Si è cimentato, in qualità di aiuto regista, anche nel musical con l’opera inedita 24:00 The Countdown vincitore, tra l’altro, del Primo Concorso Nazionale del teatro Sistina “Saranno Famosi”.
Sessanta minuti di durata e cinque cambi di scena. Matrioska è un’opera da camera che, attraverso un gioco di continue trasformazioni, gioca su una linea sottile a cavallo tra la realtà e l’immaginazione. Le storie, incastonate le une nelle altre come le bamboline russe toccano, attraverso il registro leggero dell’ironia e del gioco, temi quali la guerra e la pace, l’abbandono, la salvezza, la paura, la gioia, l’imprevisto. Marco Simoni
Marco Simoni nato nel 1972, si diploma in Composizione nel 2003 al Conservatorio di Milano, sotto la guida Mario Garuti. In seguito si specializza in musica elettronica presso la Civica Scuola di Musica di Milano, con Vidolin e Tadini. Da oltre vent’anni lavora con numerosi Teatri, Fondazioni ed associazioni musicali e culturali; è socio della Società Italiana Musica Contemporanea e dell’associazione Cluster di Lucca; si classifica finalista in molti concorsi nazionali di composizione; è stato Direttore Artistico del Concorso Internazionale di Composizione S.Rossore di Pisa.

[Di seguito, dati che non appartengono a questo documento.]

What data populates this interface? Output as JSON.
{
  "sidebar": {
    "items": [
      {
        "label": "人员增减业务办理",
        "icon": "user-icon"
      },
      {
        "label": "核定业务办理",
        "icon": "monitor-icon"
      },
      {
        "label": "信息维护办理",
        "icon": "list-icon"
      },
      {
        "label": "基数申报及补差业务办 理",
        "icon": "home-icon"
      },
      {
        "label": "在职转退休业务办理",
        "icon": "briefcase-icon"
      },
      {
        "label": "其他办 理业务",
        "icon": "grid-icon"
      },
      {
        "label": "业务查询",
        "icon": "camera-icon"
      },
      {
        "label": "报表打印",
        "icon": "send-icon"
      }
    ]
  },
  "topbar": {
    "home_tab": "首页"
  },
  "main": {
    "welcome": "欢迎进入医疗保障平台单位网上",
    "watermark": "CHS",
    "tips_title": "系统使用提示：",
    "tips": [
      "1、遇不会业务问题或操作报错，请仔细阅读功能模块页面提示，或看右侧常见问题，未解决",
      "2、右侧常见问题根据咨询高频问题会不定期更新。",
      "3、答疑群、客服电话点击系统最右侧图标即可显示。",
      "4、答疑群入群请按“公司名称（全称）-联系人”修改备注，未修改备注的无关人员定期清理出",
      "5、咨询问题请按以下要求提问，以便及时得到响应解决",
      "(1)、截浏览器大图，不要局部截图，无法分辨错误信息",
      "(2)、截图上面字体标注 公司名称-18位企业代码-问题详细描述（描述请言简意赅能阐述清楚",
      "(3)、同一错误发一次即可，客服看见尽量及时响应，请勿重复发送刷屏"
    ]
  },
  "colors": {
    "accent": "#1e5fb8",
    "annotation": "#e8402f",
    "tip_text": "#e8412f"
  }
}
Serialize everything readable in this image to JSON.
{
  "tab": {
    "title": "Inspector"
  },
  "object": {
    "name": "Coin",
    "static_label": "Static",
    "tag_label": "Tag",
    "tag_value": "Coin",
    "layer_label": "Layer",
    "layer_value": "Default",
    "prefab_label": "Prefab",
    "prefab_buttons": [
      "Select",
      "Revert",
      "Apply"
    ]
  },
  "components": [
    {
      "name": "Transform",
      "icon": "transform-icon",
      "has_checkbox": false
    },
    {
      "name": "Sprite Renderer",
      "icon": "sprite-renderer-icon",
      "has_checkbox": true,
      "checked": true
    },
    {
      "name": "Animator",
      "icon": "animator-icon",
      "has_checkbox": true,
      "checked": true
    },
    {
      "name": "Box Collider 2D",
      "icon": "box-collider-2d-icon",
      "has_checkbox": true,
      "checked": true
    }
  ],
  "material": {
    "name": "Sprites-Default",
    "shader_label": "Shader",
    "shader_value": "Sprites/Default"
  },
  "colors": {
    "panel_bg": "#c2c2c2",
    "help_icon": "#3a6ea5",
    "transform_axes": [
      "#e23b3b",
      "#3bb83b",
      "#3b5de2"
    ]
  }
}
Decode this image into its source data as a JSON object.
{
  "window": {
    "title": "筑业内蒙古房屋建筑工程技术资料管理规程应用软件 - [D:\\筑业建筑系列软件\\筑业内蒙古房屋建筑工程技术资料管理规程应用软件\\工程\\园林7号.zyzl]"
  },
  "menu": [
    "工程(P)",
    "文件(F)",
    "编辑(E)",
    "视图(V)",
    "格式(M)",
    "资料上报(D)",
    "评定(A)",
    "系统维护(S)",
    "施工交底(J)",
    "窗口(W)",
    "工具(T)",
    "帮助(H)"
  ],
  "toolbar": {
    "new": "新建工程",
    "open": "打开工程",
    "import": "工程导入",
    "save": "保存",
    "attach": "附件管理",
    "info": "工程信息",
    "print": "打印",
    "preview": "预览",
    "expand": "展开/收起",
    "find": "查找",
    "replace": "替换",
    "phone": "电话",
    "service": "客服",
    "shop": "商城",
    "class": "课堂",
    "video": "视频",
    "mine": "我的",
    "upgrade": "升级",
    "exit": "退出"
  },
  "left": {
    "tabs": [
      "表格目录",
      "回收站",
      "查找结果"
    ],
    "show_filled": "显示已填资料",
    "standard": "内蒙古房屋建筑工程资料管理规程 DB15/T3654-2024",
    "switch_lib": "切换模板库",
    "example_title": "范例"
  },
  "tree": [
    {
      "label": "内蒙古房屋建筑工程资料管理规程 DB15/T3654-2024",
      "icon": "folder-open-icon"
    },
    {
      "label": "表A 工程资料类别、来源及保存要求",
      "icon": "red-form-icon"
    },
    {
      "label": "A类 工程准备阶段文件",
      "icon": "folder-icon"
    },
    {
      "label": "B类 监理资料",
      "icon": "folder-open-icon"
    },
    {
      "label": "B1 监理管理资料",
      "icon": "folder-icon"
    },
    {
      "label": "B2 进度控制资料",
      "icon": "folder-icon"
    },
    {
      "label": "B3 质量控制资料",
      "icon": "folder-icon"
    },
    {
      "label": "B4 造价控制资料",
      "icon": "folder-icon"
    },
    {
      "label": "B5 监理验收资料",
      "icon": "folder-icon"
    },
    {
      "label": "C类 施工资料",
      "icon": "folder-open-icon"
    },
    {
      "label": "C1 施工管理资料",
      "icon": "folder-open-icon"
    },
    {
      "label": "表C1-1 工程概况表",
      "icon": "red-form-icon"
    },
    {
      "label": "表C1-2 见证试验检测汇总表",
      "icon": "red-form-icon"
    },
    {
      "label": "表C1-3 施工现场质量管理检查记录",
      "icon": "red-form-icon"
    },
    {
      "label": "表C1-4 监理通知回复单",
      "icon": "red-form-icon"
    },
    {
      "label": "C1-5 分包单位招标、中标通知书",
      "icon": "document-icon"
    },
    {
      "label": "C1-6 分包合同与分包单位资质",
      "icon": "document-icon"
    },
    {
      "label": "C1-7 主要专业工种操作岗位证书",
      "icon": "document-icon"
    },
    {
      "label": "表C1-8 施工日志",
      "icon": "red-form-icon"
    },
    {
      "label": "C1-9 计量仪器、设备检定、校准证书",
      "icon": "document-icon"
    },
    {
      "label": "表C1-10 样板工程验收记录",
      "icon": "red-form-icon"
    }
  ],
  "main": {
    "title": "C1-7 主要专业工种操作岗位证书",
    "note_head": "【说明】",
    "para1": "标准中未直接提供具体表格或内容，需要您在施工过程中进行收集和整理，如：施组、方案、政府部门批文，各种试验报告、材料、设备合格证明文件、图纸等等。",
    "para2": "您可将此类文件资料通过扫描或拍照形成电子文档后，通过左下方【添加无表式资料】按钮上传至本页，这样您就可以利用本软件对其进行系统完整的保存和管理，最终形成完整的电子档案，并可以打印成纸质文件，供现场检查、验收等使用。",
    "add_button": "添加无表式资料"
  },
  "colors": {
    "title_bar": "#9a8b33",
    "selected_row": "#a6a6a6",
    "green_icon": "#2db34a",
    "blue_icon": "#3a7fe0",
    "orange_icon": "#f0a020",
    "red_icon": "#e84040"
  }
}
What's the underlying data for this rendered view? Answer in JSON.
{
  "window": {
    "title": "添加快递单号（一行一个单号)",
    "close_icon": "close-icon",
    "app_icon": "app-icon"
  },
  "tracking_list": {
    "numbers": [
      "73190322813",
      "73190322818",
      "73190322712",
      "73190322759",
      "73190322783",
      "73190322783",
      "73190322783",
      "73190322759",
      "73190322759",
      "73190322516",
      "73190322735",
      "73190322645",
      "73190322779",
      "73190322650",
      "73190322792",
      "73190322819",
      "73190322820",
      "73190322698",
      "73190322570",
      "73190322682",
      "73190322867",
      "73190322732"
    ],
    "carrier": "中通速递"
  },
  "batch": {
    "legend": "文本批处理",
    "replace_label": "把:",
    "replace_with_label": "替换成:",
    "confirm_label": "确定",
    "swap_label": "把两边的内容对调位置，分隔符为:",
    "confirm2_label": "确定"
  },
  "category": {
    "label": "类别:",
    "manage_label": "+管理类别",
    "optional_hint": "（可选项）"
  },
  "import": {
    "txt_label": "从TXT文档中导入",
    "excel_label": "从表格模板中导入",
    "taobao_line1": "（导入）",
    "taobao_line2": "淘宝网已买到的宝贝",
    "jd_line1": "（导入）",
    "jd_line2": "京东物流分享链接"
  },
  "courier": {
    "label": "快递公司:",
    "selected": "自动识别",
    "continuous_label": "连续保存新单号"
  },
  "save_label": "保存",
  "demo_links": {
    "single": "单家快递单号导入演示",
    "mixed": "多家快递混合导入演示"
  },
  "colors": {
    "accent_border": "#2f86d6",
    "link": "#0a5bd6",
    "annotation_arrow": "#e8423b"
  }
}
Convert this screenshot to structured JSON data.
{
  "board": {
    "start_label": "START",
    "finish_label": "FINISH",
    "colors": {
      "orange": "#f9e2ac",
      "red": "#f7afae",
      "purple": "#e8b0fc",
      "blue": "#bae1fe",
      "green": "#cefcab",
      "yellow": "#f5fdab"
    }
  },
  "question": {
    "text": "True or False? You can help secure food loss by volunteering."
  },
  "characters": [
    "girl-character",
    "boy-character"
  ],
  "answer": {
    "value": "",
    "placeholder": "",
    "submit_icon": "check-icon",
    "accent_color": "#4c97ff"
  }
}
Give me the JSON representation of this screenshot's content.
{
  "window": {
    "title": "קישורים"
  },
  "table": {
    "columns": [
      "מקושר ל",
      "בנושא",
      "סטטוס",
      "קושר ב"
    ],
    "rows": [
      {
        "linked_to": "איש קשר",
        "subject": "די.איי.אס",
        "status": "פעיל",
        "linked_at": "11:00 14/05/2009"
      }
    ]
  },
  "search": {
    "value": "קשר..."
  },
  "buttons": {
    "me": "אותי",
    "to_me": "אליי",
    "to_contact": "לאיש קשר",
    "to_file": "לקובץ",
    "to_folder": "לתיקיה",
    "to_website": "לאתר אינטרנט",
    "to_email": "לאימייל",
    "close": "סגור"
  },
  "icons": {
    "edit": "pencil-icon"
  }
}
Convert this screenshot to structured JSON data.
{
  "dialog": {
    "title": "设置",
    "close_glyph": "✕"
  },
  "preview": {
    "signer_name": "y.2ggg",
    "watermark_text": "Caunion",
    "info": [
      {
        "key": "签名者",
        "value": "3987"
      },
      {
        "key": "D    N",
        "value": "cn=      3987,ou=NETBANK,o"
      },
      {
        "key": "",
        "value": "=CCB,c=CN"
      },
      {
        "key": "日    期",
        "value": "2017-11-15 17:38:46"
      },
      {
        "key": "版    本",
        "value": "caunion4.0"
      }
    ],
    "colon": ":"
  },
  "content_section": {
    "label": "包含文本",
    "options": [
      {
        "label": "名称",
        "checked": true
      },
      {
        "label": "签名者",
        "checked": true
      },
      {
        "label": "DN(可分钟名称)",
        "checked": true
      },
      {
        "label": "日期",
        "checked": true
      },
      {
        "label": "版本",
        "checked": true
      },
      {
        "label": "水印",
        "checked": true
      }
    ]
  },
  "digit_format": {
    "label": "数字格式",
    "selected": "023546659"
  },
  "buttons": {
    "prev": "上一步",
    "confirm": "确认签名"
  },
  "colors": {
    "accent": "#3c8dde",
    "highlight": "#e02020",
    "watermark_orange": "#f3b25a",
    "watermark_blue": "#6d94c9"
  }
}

Dal 2012 scrive musiche televisive per la RAI: le sue musiche vengono regolarmente utilizzate su Rai1, Rai2, Rai3, RaiScuola, RaiEdu. Ha scritto opere liriche da camera per la stagione lirica del Teatro Verdi di Pisa: “Si camminava sull’Arno” (nel 2014) e “The lyric puppet show” (nel 2016) con la quale vince il primo premio del Concorso Internazionale “G.Gentili Mian”. L’opera in due atti “Il pirata Barbastrisce” è stata rappresentata nella stagione 2017/2018 del Teatro del Giglio di Lucca, all’interno del progetto Lucca Junior Opera. Nel 2019 la nuova opera da camera “Two beats or not two beats” viene rappresentata nell’ambito della rassegna “Lucca Classica”.
Ha scritto musica strumentale e lirica, musica per prosa teatrale, docu-film, audiolibri, teatro ragazzi, cortometraggi; i suoi pezzi sono stati eseguiti in Italia e all’Estero in luoghi prestigiosi come il Teatro Dal Verme di Milano, la Bulgarian Embassy di Washington, la Galleria d’arte moderna di Torino, il Teatro Verdi di Pisa, la Sala Philip Kutev di Sofia, il Museo del Novecento di Milano, il Teatro del Giglio di Lucca, la Palazzina Liberty di Milano. I suoi lavori sono editi da RaiTrade, Sconfinarte, UtOrpheus, EmaVinci, RMN Classical. E’ laureato in Ingegneria Elettronica all’Università degli studi di Pisa.